Case study: Veronica Barassi
Programme: Mid-Career Fellowship round 2017
Project title: CHILD|DATA|CITIZEN: Data Flows, Family Life and the Digital Profiling of Children
Name of PI: Dr Veronica Barassi, Goldsmiths, University of London
Project dates: January 2018 - June 2019
Amount awarded: £90,978.40
Funding source: BEIS
Today, personal data about a child is everywhere. From the point at which they’re conceived to adulthood, important personal data is uploaded on social media, pregnancy apps or virtual assistants. As children grow up, most of their health and educational data is stored and processed by data brokers and artificial intelligence technologies. This personal information is collected, archived, sold and aggregated into unique digital ID profiles that can follow children across a lifetime. In today’s age of surveillance capitalism and artificial intelligence, children are the very first generation of citizens who are being ‘"datafied" from before birth.
The Child | Data | Citizen project explored this transformation through a multi-method approach which involved auto-ethnographic research; 50 semi-structured in-depth interviews with parents with children from 0 to 13 years of age (whose personal information is regulated by the Child Online Privacy Protection Act); eight months of digital ethnography of parents "sharenting" practices on the social media accounts of eight families; and the platform analysis of four social media platforms; ten apps (baby and pregnancy apps); four home hubs; four education platforms. By focusing on different types of children’s data (social media data, home life data, education data and health data) the project was able to shed light on the messy and complex experience of data technologies in family life and highlight the human emotions, beliefs, business models and technologies that are making the "datafication" of children possible.
The main findings of the project showed that current data protection laws are failing children and that children are being "datafied" into citizen subjects from before they are born, often based on biased and inaccurate algorithmic predictions that cannot account for the complexity of human experience. This is impacting not only their right to privacy but also their right to non-discrimination, moral autonomy and data justice. This demonstrates that looking at how children are being turned into "datafied" citizens, in often biased and inaccurate ways, can enable us to start asking critical questions about the possible dystopian futures that tech companies are building for us.

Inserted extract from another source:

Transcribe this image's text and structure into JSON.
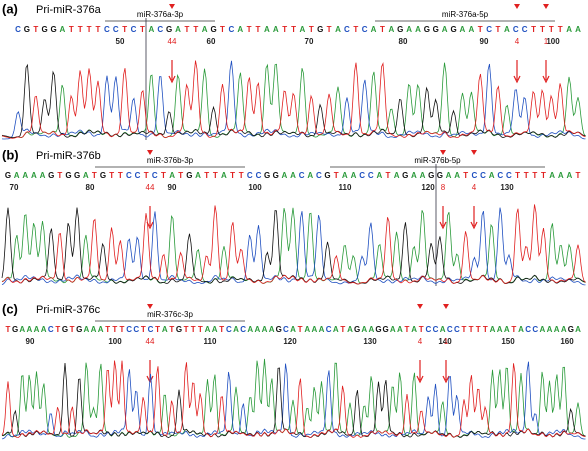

Dr Barassi received significant international media interest with articles appearing in mainstream newspapers in Poland, Canada, Italy, Portugal and Turkey as well as UK media including The Guardian, The Telegraph and The Times. Several reports produced by Dr Barassi have been submitted as evidence to policymakers such as the United Nations High Commissioner for Human Rights and the UK Government’s Information Commissioner Office. Dr Barassi was invited by the Irish Government to speak at the Digital Summit in Dublin on the implications of AI ethics, as well as by leading universities including Stanford University, UCLA, University of Southern California and King’s College London. As a result of the project, Dr Barassi was promoted to Senior Lecturer at Goldsmiths and since been appointed as Full Professor in Media and Culture at the University of St Gallen in Switzerland. In addition to published articles, book chapters and book, Dr Barassi delivered a TedxMileHigh talk in Denver in 2020 to an audience of 5000 people. The project’s website makes available the findings to the public.